Gif saying "it's a teachable moment here, people"

It isn't easy to know how to explain CVID to people in my life. On one hand, I want people to know that it's serious. As my immunologist said, "People do die of this. At the rate of your infections, there would be a point that you go into the hospital, and you don't come back out."


On the other hand, my general "fuck it, we ball" attitude tells me to keep things chill. No need to upset people's delicate anti-death sensibilities or leap to the worst possibility.


And on a mysterious, fucked-up third hand, there's the side of me that knows some people will conclude: "Oh great, a self-pitying hypochondriac"—and that makes me want to say nothing about it at all.


  1. Chronic illness brands you as unreliable, lazy, unengaged, and antisocial. I hate it more than you do.


Not every chronic illness is the same. In my case, CVID means I get sick way more than most people. When that happens, it's not just a fleeting thing that I will get over. My body can't fight infections or build up immunity the way it should. The sickness is more severe, lasts longer, and exacerbates existing damage—usually to my lungs because I'm most prone to respiratory infections, and they're already so wrecked.


Knowing that I can hardly go a couple of weeks without getting sick makes planning my life, setting goals, spending time with people I love, and enjoying hobbies difficult. I have a yoga membership at Shine Yoga Studio (they're absolutely marvelous), but I hate that I have to miss my twice-a-week classes (Vinyasa and Restorative) as often as I attend them.

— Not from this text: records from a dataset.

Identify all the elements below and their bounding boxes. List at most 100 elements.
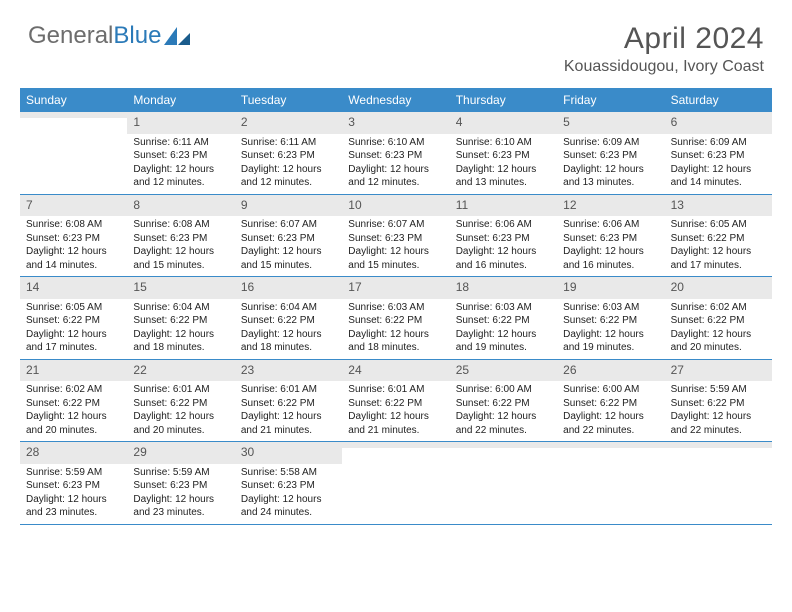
day-body: Sunrise: 5:59 AMSunset: 6:23 PMDaylight:… [20,464,127,524]
sunset-text: Sunset: 6:22 PM [133,314,228,328]
day-number: 5 [557,112,664,134]
sunrise-text: Sunrise: 6:00 AM [456,383,551,397]
sunrise-text: Sunrise: 6:10 AM [348,136,443,150]
daylight-text: Daylight: 12 hours and 12 minutes. [348,163,443,190]
sunset-text: Sunset: 6:23 PM [348,232,443,246]
day-body: Sunrise: 6:00 AMSunset: 6:22 PMDaylight:… [557,381,664,441]
day-cell: 9Sunrise: 6:07 AMSunset: 6:23 PMDaylight… [235,195,342,277]
daylight-text: Daylight: 12 hours and 16 minutes. [563,245,658,272]
day-body: Sunrise: 6:01 AMSunset: 6:22 PMDaylight:… [235,381,342,441]
day-number: 30 [235,442,342,464]
day-cell: 12Sunrise: 6:06 AMSunset: 6:23 PMDayligh… [557,195,664,277]
day-body: Sunrise: 6:08 AMSunset: 6:23 PMDaylight:… [20,216,127,276]
day-cell: 4Sunrise: 6:10 AMSunset: 6:23 PMDaylight… [450,112,557,194]
daylight-text: Daylight: 12 hours and 23 minutes. [133,493,228,520]
daylight-text: Daylight: 12 hours and 20 minutes. [671,328,766,355]
day-number: 13 [665,195,772,217]
sunset-text: Sunset: 6:23 PM [348,149,443,163]
sunrise-text: Sunrise: 5:59 AM [133,466,228,480]
sunrise-text: Sunrise: 6:08 AM [26,218,121,232]
sunrise-text: Sunrise: 6:03 AM [456,301,551,315]
day-number: 8 [127,195,234,217]
daylight-text: Daylight: 12 hours and 22 minutes. [563,410,658,437]
day-number: 14 [20,277,127,299]
day-body: Sunrise: 6:11 AMSunset: 6:23 PMDaylight:… [235,134,342,194]
daylight-text: Daylight: 12 hours and 15 minutes. [348,245,443,272]
daylight-text: Daylight: 12 hours and 18 minutes. [133,328,228,355]
day-cell: 2Sunrise: 6:11 AMSunset: 6:23 PMDaylight… [235,112,342,194]
daylight-text: Daylight: 12 hours and 19 minutes. [563,328,658,355]
day-number: 16 [235,277,342,299]
daylight-text: Daylight: 12 hours and 19 minutes. [456,328,551,355]
day-body [665,448,772,504]
sunrise-text: Sunrise: 6:02 AM [671,301,766,315]
sunrise-text: Sunrise: 6:03 AM [563,301,658,315]
sunset-text: Sunset: 6:23 PM [133,479,228,493]
day-number: 29 [127,442,234,464]
sunset-text: Sunset: 6:22 PM [563,397,658,411]
day-body: Sunrise: 6:03 AMSunset: 6:22 PMDaylight:… [342,299,449,359]
sunrise-text: Sunrise: 6:04 AM [133,301,228,315]
day-number: 27 [665,360,772,382]
sunrise-text: Sunrise: 6:05 AM [26,301,121,315]
day-cell: 3Sunrise: 6:10 AMSunset: 6:23 PMDaylight… [342,112,449,194]
weekday-label: Saturday [665,88,772,112]
day-cell: 15Sunrise: 6:04 AMSunset: 6:22 PMDayligh… [127,277,234,359]
sunrise-text: Sunrise: 6:01 AM [348,383,443,397]
sunrise-text: Sunrise: 6:06 AM [563,218,658,232]
weekday-label: Sunday [20,88,127,112]
day-number: 24 [342,360,449,382]
day-cell: 20Sunrise: 6:02 AMSunset: 6:22 PMDayligh… [665,277,772,359]
week-row: 1Sunrise: 6:11 AMSunset: 6:23 PMDaylight… [20,112,772,195]
daylight-text: Daylight: 12 hours and 13 minutes. [456,163,551,190]
sunrise-text: Sunrise: 6:02 AM [26,383,121,397]
daylight-text: Daylight: 12 hours and 14 minutes. [671,163,766,190]
logo-gray-part: General [28,22,113,49]
day-number: 18 [450,277,557,299]
day-cell: 30Sunrise: 5:58 AMSunset: 6:23 PMDayligh… [235,442,342,524]
day-cell: 28Sunrise: 5:59 AMSunset: 6:23 PMDayligh… [20,442,127,524]
day-number: 10 [342,195,449,217]
daylight-text: Daylight: 12 hours and 24 minutes. [241,493,336,520]
sunrise-text: Sunrise: 6:05 AM [671,218,766,232]
sunrise-text: Sunrise: 5:59 AM [26,466,121,480]
day-body: Sunrise: 6:11 AMSunset: 6:23 PMDaylight:… [127,134,234,194]
day-body: Sunrise: 6:01 AMSunset: 6:22 PMDaylight:… [342,381,449,441]
day-number: 23 [235,360,342,382]
sunrise-text: Sunrise: 6:11 AM [133,136,228,150]
day-body: Sunrise: 6:01 AMSunset: 6:22 PMDaylight:… [127,381,234,441]
day-number: 19 [557,277,664,299]
day-body: Sunrise: 6:06 AMSunset: 6:23 PMDaylight:… [557,216,664,276]
sunrise-text: Sunrise: 6:06 AM [456,218,551,232]
day-cell: 23Sunrise: 6:01 AMSunset: 6:22 PMDayligh… [235,360,342,442]
sunrise-text: Sunrise: 6:04 AM [241,301,336,315]
day-body: Sunrise: 6:07 AMSunset: 6:23 PMDaylight:… [342,216,449,276]
daylight-text: Daylight: 12 hours and 16 minutes. [456,245,551,272]
weekday-label: Monday [127,88,234,112]
day-cell: 22Sunrise: 6:01 AMSunset: 6:22 PMDayligh… [127,360,234,442]
day-body: Sunrise: 6:09 AMSunset: 6:23 PMDaylight:… [557,134,664,194]
sunrise-text: Sunrise: 6:11 AM [241,136,336,150]
day-cell [450,442,557,524]
day-number: 28 [20,442,127,464]
day-body: Sunrise: 6:04 AMSunset: 6:22 PMDaylight:… [235,299,342,359]
title-block: April 2024 Kouassidougou, Ivory Coast [564,22,764,76]
day-number: 20 [665,277,772,299]
day-cell: 14Sunrise: 6:05 AMSunset: 6:22 PMDayligh… [20,277,127,359]
day-body: Sunrise: 6:04 AMSunset: 6:22 PMDaylight:… [127,299,234,359]
sunset-text: Sunset: 6:23 PM [26,232,121,246]
day-body: Sunrise: 6:02 AMSunset: 6:22 PMDaylight:… [665,299,772,359]
header: GeneralBlue April 2024 Kouassidougou, Iv… [0,0,792,76]
sunrise-text: Sunrise: 6:00 AM [563,383,658,397]
week-row: 28Sunrise: 5:59 AMSunset: 6:23 PMDayligh… [20,442,772,525]
daylight-text: Daylight: 12 hours and 18 minutes. [348,328,443,355]
month-title: April 2024 [564,22,764,56]
day-number: 22 [127,360,234,382]
weeks-container: 1Sunrise: 6:11 AMSunset: 6:23 PMDaylight… [20,112,772,525]
day-body: Sunrise: 6:02 AMSunset: 6:22 PMDaylight:… [20,381,127,441]
weekday-label: Thursday [450,88,557,112]
sunset-text: Sunset: 6:22 PM [563,314,658,328]
sunset-text: Sunset: 6:23 PM [241,232,336,246]
day-number: 11 [450,195,557,217]
sunset-text: Sunset: 6:22 PM [241,314,336,328]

I would like to see my friends more: plan movie and game nights, do random weekend outings, or go to events for interests we share. But the chances of my symptoms holding off long enough to be able to endure things like that are slim. Eventually, people start to notice how often you have to back out of plans and stop asking you to do things.

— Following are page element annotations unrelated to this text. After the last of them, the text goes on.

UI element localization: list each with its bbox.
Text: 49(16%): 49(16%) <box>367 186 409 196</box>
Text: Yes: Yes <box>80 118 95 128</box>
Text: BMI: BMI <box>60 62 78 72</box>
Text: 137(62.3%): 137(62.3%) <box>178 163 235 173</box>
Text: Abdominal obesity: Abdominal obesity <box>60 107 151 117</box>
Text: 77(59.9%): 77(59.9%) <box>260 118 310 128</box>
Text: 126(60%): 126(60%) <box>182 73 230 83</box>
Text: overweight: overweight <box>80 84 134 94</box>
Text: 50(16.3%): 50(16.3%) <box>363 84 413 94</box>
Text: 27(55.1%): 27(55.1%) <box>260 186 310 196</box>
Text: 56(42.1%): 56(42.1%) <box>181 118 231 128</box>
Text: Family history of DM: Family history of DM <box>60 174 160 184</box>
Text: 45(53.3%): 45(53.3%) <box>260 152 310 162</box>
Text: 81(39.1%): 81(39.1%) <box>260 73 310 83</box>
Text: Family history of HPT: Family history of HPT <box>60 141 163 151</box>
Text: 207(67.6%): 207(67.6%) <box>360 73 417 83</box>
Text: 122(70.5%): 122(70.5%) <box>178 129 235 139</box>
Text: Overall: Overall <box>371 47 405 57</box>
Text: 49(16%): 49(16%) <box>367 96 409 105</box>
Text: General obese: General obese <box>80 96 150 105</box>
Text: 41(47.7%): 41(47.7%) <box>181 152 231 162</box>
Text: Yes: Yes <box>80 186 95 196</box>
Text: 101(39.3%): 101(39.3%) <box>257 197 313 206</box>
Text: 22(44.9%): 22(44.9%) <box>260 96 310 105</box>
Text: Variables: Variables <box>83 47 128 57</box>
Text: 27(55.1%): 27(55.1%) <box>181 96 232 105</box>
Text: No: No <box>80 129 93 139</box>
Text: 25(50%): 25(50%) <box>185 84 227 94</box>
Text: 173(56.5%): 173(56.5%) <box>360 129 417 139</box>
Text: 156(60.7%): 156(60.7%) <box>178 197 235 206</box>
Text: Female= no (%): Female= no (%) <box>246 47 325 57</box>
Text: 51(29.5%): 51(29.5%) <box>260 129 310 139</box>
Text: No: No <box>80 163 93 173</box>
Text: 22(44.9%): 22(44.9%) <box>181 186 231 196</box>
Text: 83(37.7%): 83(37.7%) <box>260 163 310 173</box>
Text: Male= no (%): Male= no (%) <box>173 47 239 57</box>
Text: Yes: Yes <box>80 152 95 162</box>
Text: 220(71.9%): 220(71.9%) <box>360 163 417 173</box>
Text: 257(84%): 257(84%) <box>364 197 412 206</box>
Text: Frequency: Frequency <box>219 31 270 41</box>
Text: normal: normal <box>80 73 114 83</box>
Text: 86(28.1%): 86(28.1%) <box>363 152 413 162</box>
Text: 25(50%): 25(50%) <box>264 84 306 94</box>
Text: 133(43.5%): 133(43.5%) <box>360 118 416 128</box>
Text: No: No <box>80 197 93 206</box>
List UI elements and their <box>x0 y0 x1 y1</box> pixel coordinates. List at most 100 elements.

I'm extremely lucky to work at BigPxl, which offers a flexible schedule with the option to work remotely if I need to. I love my job and my coworkers, and I'm grateful that they understand to the extent that they do.


But I'd be lying if I said a part of me isn't envious that other people can live and work and move and plan without having to think about their health every minute of every day.


I know that's a self-centered thing to say—everybody has struggles—but I can't imagine what would hold me back from accomplishing everything I wanted if I were healthy (other than systemic sociopolitical and economic barriers and the persistent threat of society's collapse, of course).


Speaking of work, the BigPxl holiday party was lit!

(Up until the point that I accidentally ripped my nose ring out, and the bleeding wouldn't stop for like an hour!)


Anyway. Enough bitching about chronic illness.


Sometimes I wish I could just grab people by the sides of their faces and hold our foreheads together and telepathically beam our experiences into each other's prefrontal cortexes until a sublime level of mutual understanding is achieved with no language, no miscommunication, no effort, no fear.


As far as my attempts at psychic expression can tell so far, that isn't possible. I don't really expect people to magically understand or relate to what I'm going through. That's just what it's like for all of us as individuals on different paths.


Chronic illness is going to be with me forever, but with the immunoglobulin replacement therapy, I should keep seeing improvement. I'm grateful to finally have a diagnosis. I'm grateful there's a treatment. And I'm grateful there are people in my life who are committed to being along for the ride...even if I sometimes get sick of being sick and come across as a huge, ungrateful bitch.